The results of the Balyoz “Sledgehammer” and Ergenekon coup trials, in which top ranking military leaders were convicted of plotting to overthrow the government further highlights the internal conflict within Turkey. Modern Turkish history is rife with military coups, and the recent trials, as controversial as they have been, serves to show that such an era may be over. If Erdogan and the AKP wish to remain as the legitimate leaders of Turkey, they need to find the balance between prosecuting those who threaten to undermine the state and attacking perceived political opponents.That balance is incredibly difficult, but listening to the masses and conceding faults would be a solid starting point.

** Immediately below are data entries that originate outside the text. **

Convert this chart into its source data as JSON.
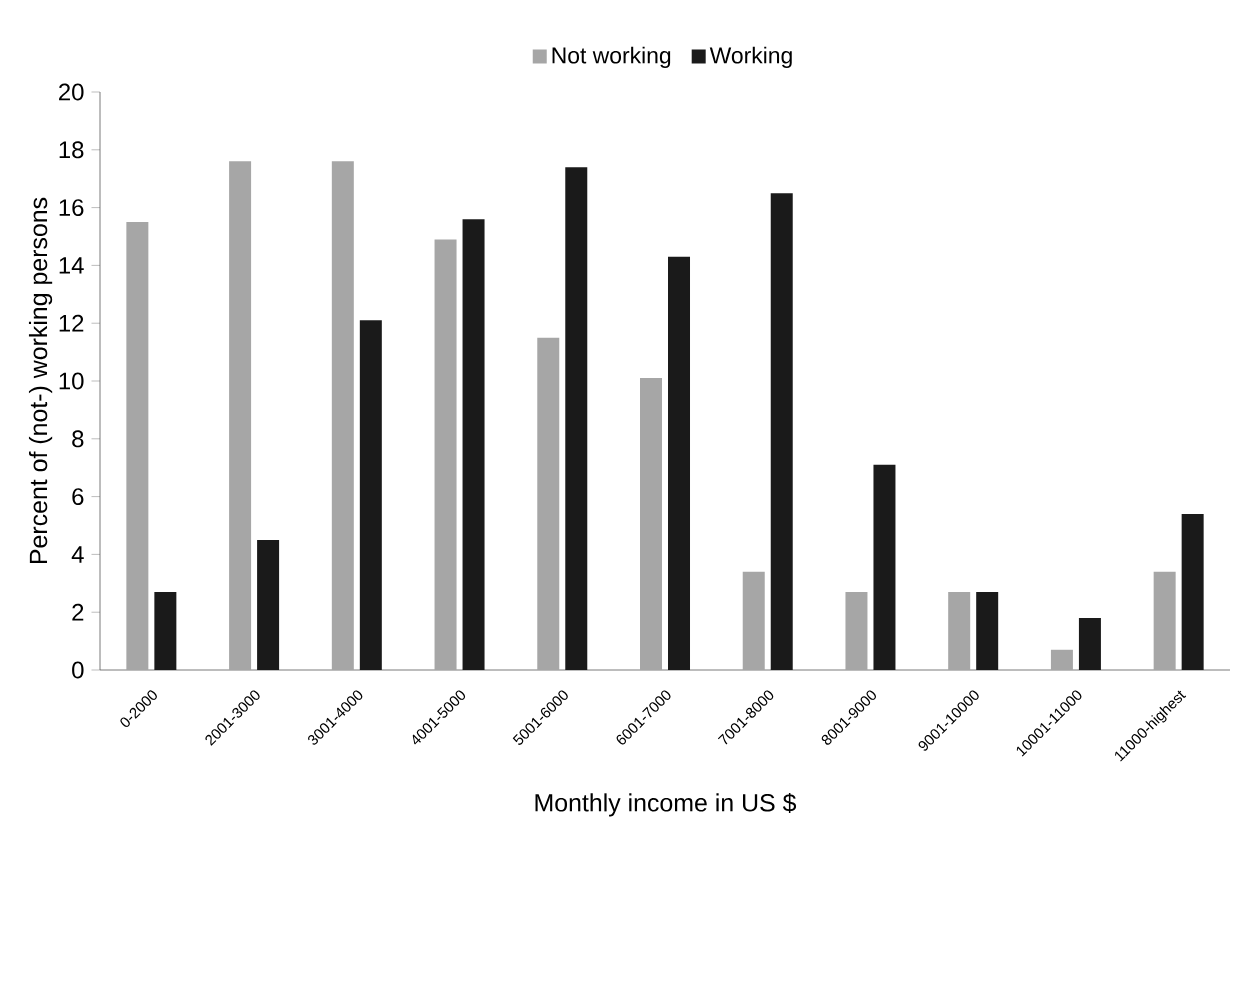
{
  "chart_data": {
    "type": "bar",
    "xlabel": "Monthly income in US $",
    "ylabel": "Percent of (not-) working persons",
    "categories": [
      "0-2000",
      "2001-3000",
      "3001-4000",
      "4001-5000",
      "5001-6000",
      "6001-7000",
      "7001-8000",
      "8001-9000",
      "9001-10000",
      "10001-11000",
      "11000-highest"
    ],
    "series": [
      {
        "name": "Not working",
        "color": "#a6a6a6",
        "values": [
          15.5,
          17.6,
          17.6,
          14.9,
          11.5,
          10.1,
          3.4,
          2.7,
          2.7,
          0.7,
          3.4
        ]
      },
      {
        "name": "Working",
        "color": "#1a1a1a",
        "values": [
          2.7,
          4.5,
          12.1,
          15.6,
          17.4,
          14.3,
          16.5,
          7.1,
          2.7,
          1.8,
          5.4
        ]
      }
    ],
    "ylim": [
      0,
      20
    ],
    "yticks": [
      0,
      2,
      4,
      6,
      8,
      10,
      12,
      14,
      16,
      18,
      20
    ],
    "grid": false,
    "legend": "top"
  }
}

Turkey independently has own prerogatives and its own problems. The rest of the world also needs to find a balance when dealing with Turkey. A middle ground should be pursued to constructively criticize Turkey for its shortcomings and offering to work with them against regional threats. If this can be successfully achieved, Turkey may be influenced to move towards more democratic reforms and be a powerful partner in resolving conflict in the region.